Democrats to put public works plan up for vote
- Associated Press
- May 14, 2014 - 6:30 PM
ST. PAUL, Minn. — A high-stakes gamble shaped up Wednesday over construction borrowing in the Minnesota House, which is running short on time to move a signature bill through in the waning days of session.
Majority Democrats planned to put an $846 million public works plan up for a vote Thursday despite the lack of clear assurances enough Republican votes will be there. The bill requires 81 votes — 60 percent — to pass because it authorizes state debt. That means at least eight Republicans have to go along if all Democrats do.

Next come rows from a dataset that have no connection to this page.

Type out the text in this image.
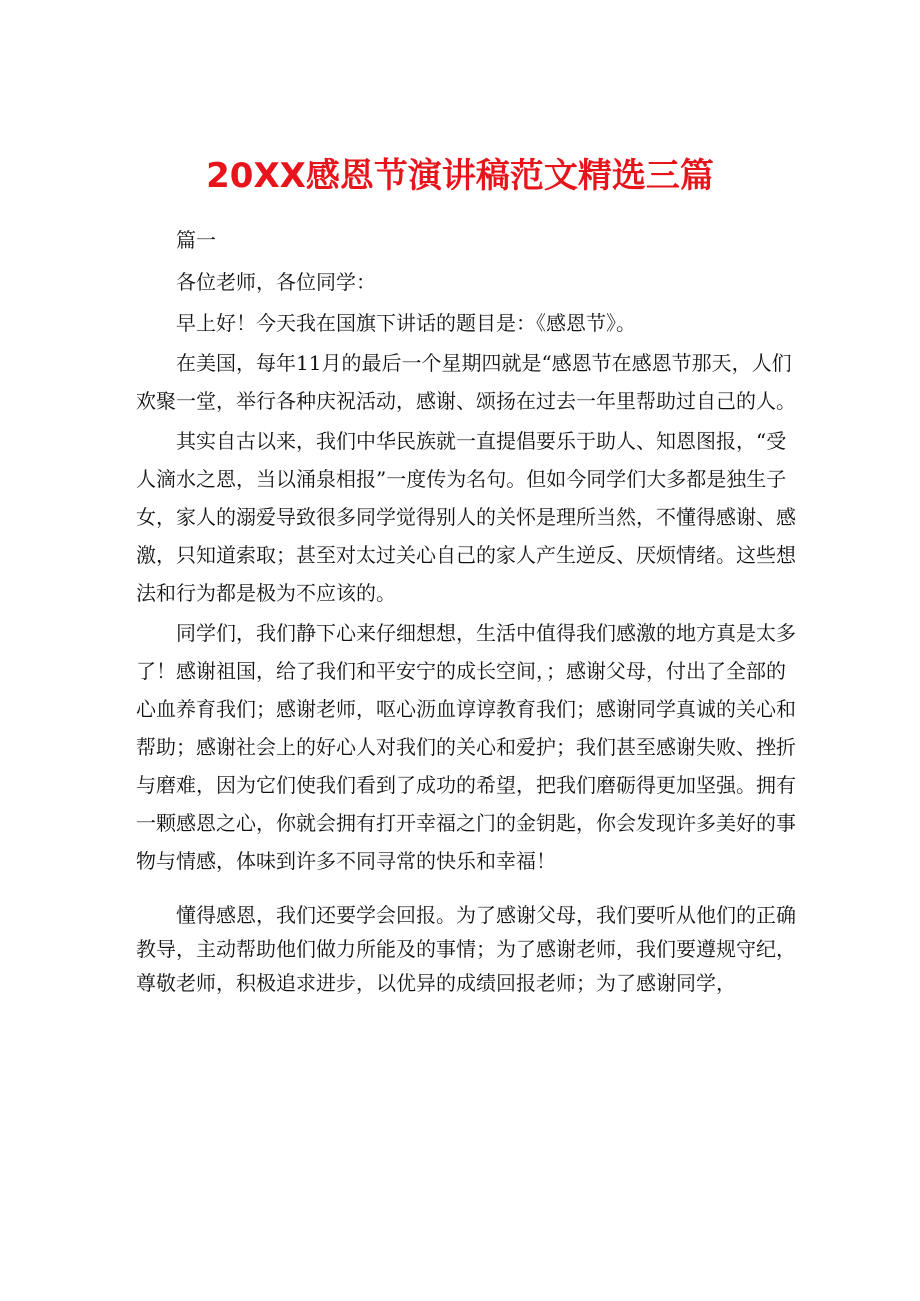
20XX感恩节演讲稿范文精选三篇

篇一

各位老师，各位同学：

早上好！今天我在国旗下讲话的题目是：《感恩节》。

在美国，每年11月的最后一个星期四就是“感恩节在感恩节那天，人们欢聚一堂，举行各种庆祝活动，感谢、颂扬在过去一年里帮助过自己的人。

其实自古以来，我们中华民族就一直提倡要乐于助人、知恩图报，“受人滴水之恩，当以涌泉相报”一度传为名句。但如今同学们大多都是独生子女，家人的溺爱导致很多同学觉得别人的关怀是理所当然，不懂得感谢、感激，只知道索取；甚至对太过关心自己的家人产生逆反、厌烦情绪。这些想法和行为都是极为不应该的。

同学们，我们静下心来仔细想想，生活中值得我们感激的地方真是太多了！感谢祖国，给了我们和平安宁的成长空间，；感谢父母，付出了全部的心血养育我们；感谢老师，呕心沥血谆谆教育我们；感谢同学真诚的关心和帮助；感谢社会上的好心人对我们的关心和爱护；我们甚至感谢失败、挫折与磨难，因为它们使我们看到了成功的希望，把我们磨砺得更加坚强。拥有一颗感恩之心，你就会拥有打开幸福之门的金钥匙，你会发现许多美好的事物与情感，体味到许多不同寻常的快乐和幸福！

懂得感恩，我们还要学会回报。为了感谢父母，我们要听从他们的正确教导，主动帮助他们做力所能及的事情；为了感谢老师，我们要遵规守纪，尊敬老师，积极追求进步，以优异的成绩回报老师；为了感谢同学，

Under an agreement between House and Senate DFL leaders, the revised bill includes $22 million for the Lewis and Clark water project in southern Minnesota, $100 million for affordable housing, $126 million for the state Capitol renovation and $14 million to develop the new state park at Lake Vermilion. Colleges get a large share for their building needs.
The bill won't repeal an upcoming fire sprinkler mandate for certain-sized homes after Gov. Mark Dayton warned such a clause would provoke a veto.
House Minority Leader Kurt Daudt, R-Crown, said the GOP wants to at least double the amount for the Lewis and Clark drinking water project to extend a planned pipeline to more towns in the parched southwestern corner of the state.
"We feel like that project is far more important than some things currently funded in their proposals," Daudt said. "If it stays exactly as it is, it won't have enough votes to pass."
Sunday is the final day lawmakers can pass bills, but they need time to push bills through the normal channels.
Legislative leaders were hoping for a pre-arranged deal, but those talks have faltered. They were building off a handshake deal last year on the size, which is meant to keep borrowing under $1 billion for the two years. Republicans were also promised they'd get to direct a share of the money.
House Capital Investment Committee Chairwoman Alice Hausman, DFL-St. Paul, said she has accommodated that request.
"We have far more — far more — not only number of projects but dollar amounts for Republicans in this bill than last year," Hausman said. "So we have exceeded the deal."
A separate $200 million package that pays for additional projects in cash from a state surplus doesn't need Republican backing to advance.